I have very caring and supportive friends through AA.  But they are very much the "get over it" types.  They understand that it's a process....they're not like some who think that because it happened a long time ago I should just let it go....but they don't want to keep listening to me be miserable/grumpy/whatever.  My sponsor is the only one who knows any detail about my story...and she knows very little.  She knows there was sexual stuff involved though, which makes her different from anyone else.  I know it upsets her though...the other day I showed her a poem I wrote and she said it was good but then she had to turn away cus she didn't want me to see her cry.  (Totally strange since she's seen me cry a bunch of times, and has been in AA for a long time where everyone talks about being open bout how you feel...but that's another story for another time).  Only a couple of others in AA know I was abused.  I know there are lots of ppl in AA that care about me, even w/out knowing...and would want me to feel good, but i'm just too overwhelmed right now to care.  I've been hiding away from everyone for days now and really have no desire to go out in the world or talk to anyone.  I'm just tired and angry and overwhelmed...and I know what i should be doing to feel better but i don't want to do any of it because I don't care.  I think being in this group is tearing away a lot of denial for me...and I didn't even realize I was still in so much denial.  I'm just really overwhelmed by the enormity of what i've been through and there's no one I can talk to about that.  (I do have an amazing friend I can talk to online about it, but I mean in my face to face life).  There's no one that wants to hear it.  Even the people who want to be supportive don't want to know the details of what I went through and I don't want them to because I don't want to see their looks of horror.
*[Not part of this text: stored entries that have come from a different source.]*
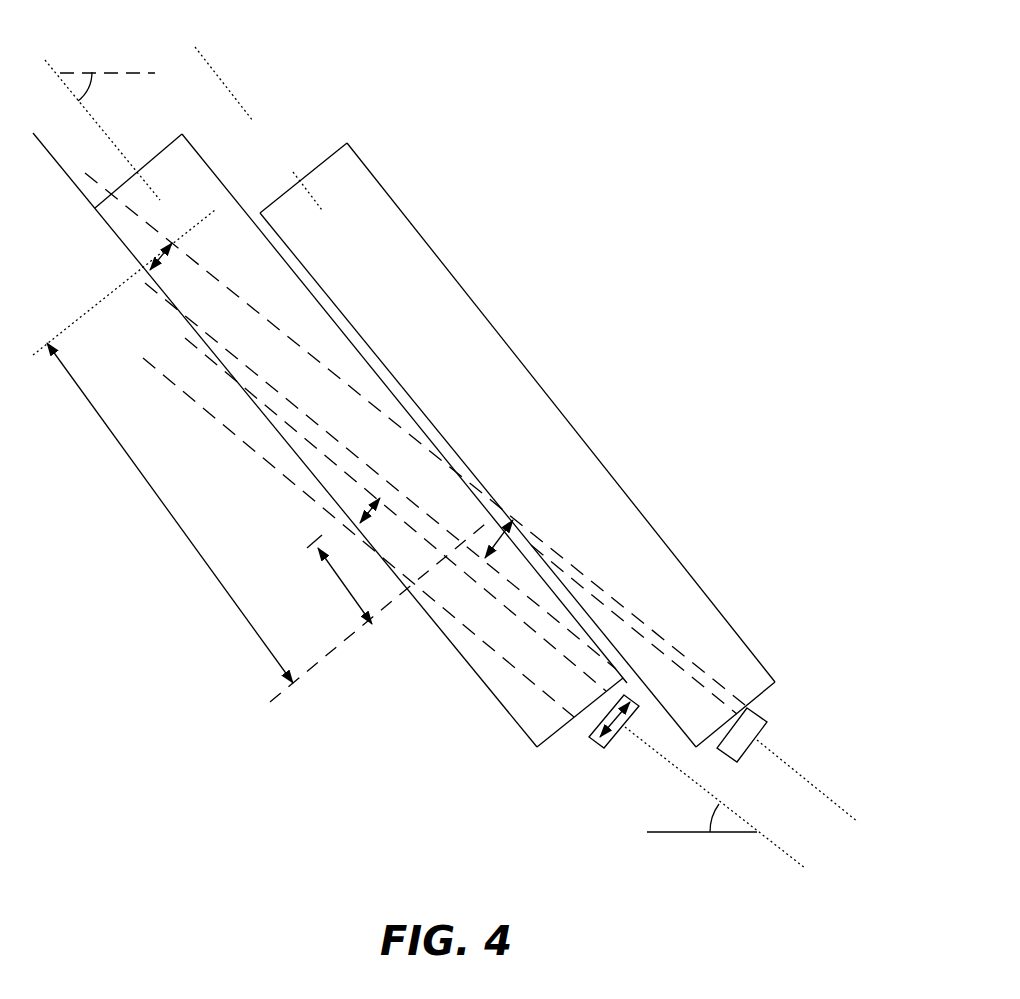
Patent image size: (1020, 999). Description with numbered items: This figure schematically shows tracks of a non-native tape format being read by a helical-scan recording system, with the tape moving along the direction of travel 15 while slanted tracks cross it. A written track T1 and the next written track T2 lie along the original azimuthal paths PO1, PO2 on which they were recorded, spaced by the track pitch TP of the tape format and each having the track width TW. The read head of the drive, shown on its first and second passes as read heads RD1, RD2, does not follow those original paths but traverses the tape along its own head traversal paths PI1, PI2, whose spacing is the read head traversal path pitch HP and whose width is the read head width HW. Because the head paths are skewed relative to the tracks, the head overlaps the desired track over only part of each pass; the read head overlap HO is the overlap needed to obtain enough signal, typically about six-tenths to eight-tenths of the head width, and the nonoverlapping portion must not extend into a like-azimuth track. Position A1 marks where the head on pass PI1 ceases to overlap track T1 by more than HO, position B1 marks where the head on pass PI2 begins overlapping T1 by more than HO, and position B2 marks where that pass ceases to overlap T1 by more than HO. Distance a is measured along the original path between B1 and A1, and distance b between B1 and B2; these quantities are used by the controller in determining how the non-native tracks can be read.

The direction of travel 15 is at (548, 180).
The written track T1 is at (157, 155).
The next written track T2 is at (323, 157).
The track pitch TP is at (153, 197).
The track width TW is at (389, 198).
The original azimuthal path PO1 is at (100, 117).
The original azimuthal path PO2 is at (258, 120).
The read head traversal path pitch HP is at (555, 618).
The read head width HW is at (606, 718).
The read head overlap HO is at (163, 250).
The head overlap position HO_ A1 is at (302, 533).
The head overlap position HO_ B1 is at (488, 545).
The head overlap position HO_ B2 is at (124, 282).
The distance a is at (345, 586).
The distance b is at (170, 513).
The read head on pass one RD1 is at (621, 738).
The read head on pass two RD2 is at (760, 754).
The head traversal path PI1 is at (741, 803).
The head traversal path PI2 is at (832, 795).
I don't know what I want...I just know I feel really really isolated right now.  I feel like I don't want to venture out into society because I don't fit in anywhere in the world.  There's no spot for me right now. I wish I'd never joined this group.  Before joining it I was happy most all the time in AA, and was finally feeling accepted and like a part of something.  Now I'm back to feeling completely alone.  I'm supposed to be getting together w/aa friends today and i think i have to go because my sponsor is hosting it but I so don't want to.  I don't want to call anyone....which is another thing i'm supposed to do when I feel like this...I just dont want to have anything to do with anyone because I feel like shit and don't want to be around people who won't get it.  And I'm sure that's selfish or whatever to say, and I know even pl who have experienced different but similar stuff can understand more than i'm giving them credit for and all that...but damnit right now i'm sick of this and i don't want to hear anyone else's crap.  Ugh I sound like an ass.

I wish someone would call me...but I'm kind of a pest usually so usually I'm the one doing the calling.  It's rare for anyone to call me...which of course makes me wonder if people are sick of me or don't want to hear from me.  I'm sure i'm overthinking it but that's in my head too.